As with any big effort, you gotta divide the thing up into manageable chunks, put your head down…and grind away. For example, last week I tagged along for a monster tour with friends. A half hour from the car I realized I’d forgotten my food–imbecile! Too far in to go back, I mooched two granola bars and signed on for the ride. Ten hours, 6500 feet up, 8K down, and I limped out to the trailhead dehydrated and sweaty. The last hour I kept telling myself, “You’re only half empty.” I sure as hell didn’t feel half empty. I was shattered!

Why that particular mantra? Years ago I read a New York Times Sunday magazine piece on Slovenian cyclist, Jure Robic. He’d won several of the world’s hardest ultramarathon cycling events, including the Race Across America and Le Tour Direct–a contest in which competitors race a Tour de France-style course as quickly as possible (in his case in 2005, 7 days, 19 hours for a 3000-km loop). Keep in mind these events were less than a month apart.

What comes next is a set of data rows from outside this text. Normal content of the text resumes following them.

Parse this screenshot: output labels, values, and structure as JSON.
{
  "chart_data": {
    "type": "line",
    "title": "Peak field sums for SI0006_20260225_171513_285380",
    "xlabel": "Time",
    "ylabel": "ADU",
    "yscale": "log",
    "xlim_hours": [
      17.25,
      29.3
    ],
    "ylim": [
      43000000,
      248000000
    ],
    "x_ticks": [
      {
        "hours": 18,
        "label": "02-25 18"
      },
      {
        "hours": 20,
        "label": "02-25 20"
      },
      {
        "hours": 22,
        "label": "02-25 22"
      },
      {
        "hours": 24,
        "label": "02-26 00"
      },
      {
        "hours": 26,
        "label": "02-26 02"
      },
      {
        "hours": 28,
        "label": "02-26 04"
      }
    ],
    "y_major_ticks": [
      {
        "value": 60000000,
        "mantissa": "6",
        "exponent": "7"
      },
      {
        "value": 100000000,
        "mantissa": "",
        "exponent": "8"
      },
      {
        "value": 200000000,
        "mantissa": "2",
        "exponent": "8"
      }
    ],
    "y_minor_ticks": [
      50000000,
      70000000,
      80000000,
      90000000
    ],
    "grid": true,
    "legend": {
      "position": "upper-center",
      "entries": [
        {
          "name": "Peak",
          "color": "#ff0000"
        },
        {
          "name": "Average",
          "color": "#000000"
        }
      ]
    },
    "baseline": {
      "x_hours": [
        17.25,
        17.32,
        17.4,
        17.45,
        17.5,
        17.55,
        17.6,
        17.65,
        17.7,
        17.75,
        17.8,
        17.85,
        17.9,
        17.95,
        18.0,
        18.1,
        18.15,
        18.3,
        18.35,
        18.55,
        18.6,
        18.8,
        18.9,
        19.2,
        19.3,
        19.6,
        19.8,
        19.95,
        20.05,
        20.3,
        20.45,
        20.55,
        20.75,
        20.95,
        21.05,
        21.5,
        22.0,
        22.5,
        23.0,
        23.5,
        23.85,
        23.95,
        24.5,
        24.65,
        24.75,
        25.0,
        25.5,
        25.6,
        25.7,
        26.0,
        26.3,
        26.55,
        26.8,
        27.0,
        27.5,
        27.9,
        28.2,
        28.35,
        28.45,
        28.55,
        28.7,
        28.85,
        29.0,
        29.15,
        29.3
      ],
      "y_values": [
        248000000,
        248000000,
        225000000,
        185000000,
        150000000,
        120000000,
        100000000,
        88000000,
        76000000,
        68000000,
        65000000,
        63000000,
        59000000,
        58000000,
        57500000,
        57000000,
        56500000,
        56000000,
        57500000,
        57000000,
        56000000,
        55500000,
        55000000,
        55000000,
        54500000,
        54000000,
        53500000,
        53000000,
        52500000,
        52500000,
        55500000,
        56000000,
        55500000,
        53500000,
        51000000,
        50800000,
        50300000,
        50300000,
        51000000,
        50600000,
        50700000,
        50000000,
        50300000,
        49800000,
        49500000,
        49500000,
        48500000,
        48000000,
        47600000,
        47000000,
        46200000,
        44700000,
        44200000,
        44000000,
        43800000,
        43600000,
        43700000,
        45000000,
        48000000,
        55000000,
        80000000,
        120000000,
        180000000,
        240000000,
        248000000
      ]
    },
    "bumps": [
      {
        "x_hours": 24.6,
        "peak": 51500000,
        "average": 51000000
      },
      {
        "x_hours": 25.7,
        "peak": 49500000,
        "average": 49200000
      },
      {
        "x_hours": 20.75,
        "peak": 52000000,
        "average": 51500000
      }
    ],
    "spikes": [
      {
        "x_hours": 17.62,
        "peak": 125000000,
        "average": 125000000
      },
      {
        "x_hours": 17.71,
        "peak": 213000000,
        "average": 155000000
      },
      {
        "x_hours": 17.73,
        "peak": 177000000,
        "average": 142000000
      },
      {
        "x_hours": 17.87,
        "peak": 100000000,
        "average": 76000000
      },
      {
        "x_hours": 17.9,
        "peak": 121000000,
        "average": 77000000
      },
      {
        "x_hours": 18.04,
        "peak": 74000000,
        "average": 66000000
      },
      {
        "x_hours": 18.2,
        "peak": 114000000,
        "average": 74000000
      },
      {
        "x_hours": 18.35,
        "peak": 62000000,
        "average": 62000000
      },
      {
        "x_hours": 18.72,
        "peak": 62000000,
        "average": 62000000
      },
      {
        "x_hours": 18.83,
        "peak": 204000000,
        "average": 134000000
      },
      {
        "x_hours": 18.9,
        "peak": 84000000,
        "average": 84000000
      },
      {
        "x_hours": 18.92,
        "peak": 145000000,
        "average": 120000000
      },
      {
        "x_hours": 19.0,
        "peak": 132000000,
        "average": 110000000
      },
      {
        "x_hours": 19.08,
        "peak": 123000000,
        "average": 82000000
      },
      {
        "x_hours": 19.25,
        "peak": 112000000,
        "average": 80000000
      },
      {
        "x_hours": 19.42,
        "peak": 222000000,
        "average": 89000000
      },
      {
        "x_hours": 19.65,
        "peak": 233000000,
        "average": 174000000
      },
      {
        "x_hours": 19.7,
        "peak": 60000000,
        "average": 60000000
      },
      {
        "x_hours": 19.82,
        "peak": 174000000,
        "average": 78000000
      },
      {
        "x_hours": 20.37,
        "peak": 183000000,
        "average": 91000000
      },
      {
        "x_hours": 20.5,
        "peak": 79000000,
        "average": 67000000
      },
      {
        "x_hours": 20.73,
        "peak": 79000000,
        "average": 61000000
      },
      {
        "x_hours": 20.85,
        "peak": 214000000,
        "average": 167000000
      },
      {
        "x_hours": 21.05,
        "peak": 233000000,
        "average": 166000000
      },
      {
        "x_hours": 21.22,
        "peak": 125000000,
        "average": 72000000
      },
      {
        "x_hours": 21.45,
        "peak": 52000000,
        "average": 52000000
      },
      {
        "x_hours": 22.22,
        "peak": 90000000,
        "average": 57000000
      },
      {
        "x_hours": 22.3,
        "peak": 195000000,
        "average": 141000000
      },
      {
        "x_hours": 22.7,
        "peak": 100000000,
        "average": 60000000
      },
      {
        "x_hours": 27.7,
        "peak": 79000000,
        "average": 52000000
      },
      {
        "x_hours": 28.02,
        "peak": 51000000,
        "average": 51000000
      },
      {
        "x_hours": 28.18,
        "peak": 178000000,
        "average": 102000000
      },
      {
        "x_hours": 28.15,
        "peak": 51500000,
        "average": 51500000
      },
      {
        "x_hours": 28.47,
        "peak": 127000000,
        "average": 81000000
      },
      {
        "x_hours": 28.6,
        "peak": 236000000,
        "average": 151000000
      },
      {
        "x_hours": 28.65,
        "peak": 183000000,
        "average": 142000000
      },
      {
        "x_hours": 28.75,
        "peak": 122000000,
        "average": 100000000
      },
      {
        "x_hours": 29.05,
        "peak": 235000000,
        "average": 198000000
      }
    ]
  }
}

Robic was an expert at going way, way, way past the limit, mentally and physically. He knew how to go deep.

Scientists tell us when the body screams “I’m done!”, you’re often only “half empty.” In Daniel Coyle’s interesting Times piece above, he writes, “Fatigue, the researchers argue, is less an objective event than a subjective emotion — the brain’s clever, self-interested attempt to scare you into stopping. The way past fatigue, then, is to return the favor: to fool the brain by lying to it, distracting it or even provoking it.”

So when the going gets tough give your brain the finger (provocation), tell yourself, “I’m totally up to the task (often times an outright lie!), or do the Homer Simpson and think about beer, boobies, and donuts (distraction). A triathlon of desperate compensation.

Mostly I stick to reminding myself, “I’m only half empty,” whether it’s at an interminable hour at The Alpine Training Center, during a long (nearly foodless) ski tour, or over the course of years in trying to get my international certification in mountain guiding. So now, with one more course and three-day exam between me and full “aspirant” status–bestowed by the American Mountain Guides Association (AMGA), which is our member organization to the International Federation of Mountain Guides Associations (IFMGA)–I keep reminding myself to just shut up, watch and learn, guide all summer, and keep grinding away: I’m only half empty.

In September I’ll take that final aspirant course and exam (in the alpine discipline)…and then go for my final exam in the rock discipline in October. Tons to do, plenty to learn, too much to practice. After that, the winter will be all skiing–my final ski exam is most likely somewhere in Canada in April, 2014–and then spring and summer turn to the alpine. That will be my final exam, September 2014, in the Cascades, most likely.

It’s been a long, time-consuming and expensive process just to get here and the hardest bits are still ahead…but I keep telling myself I’m only half empty. And if that doesn’t work, well, there are always…beer, boobies, and donuts.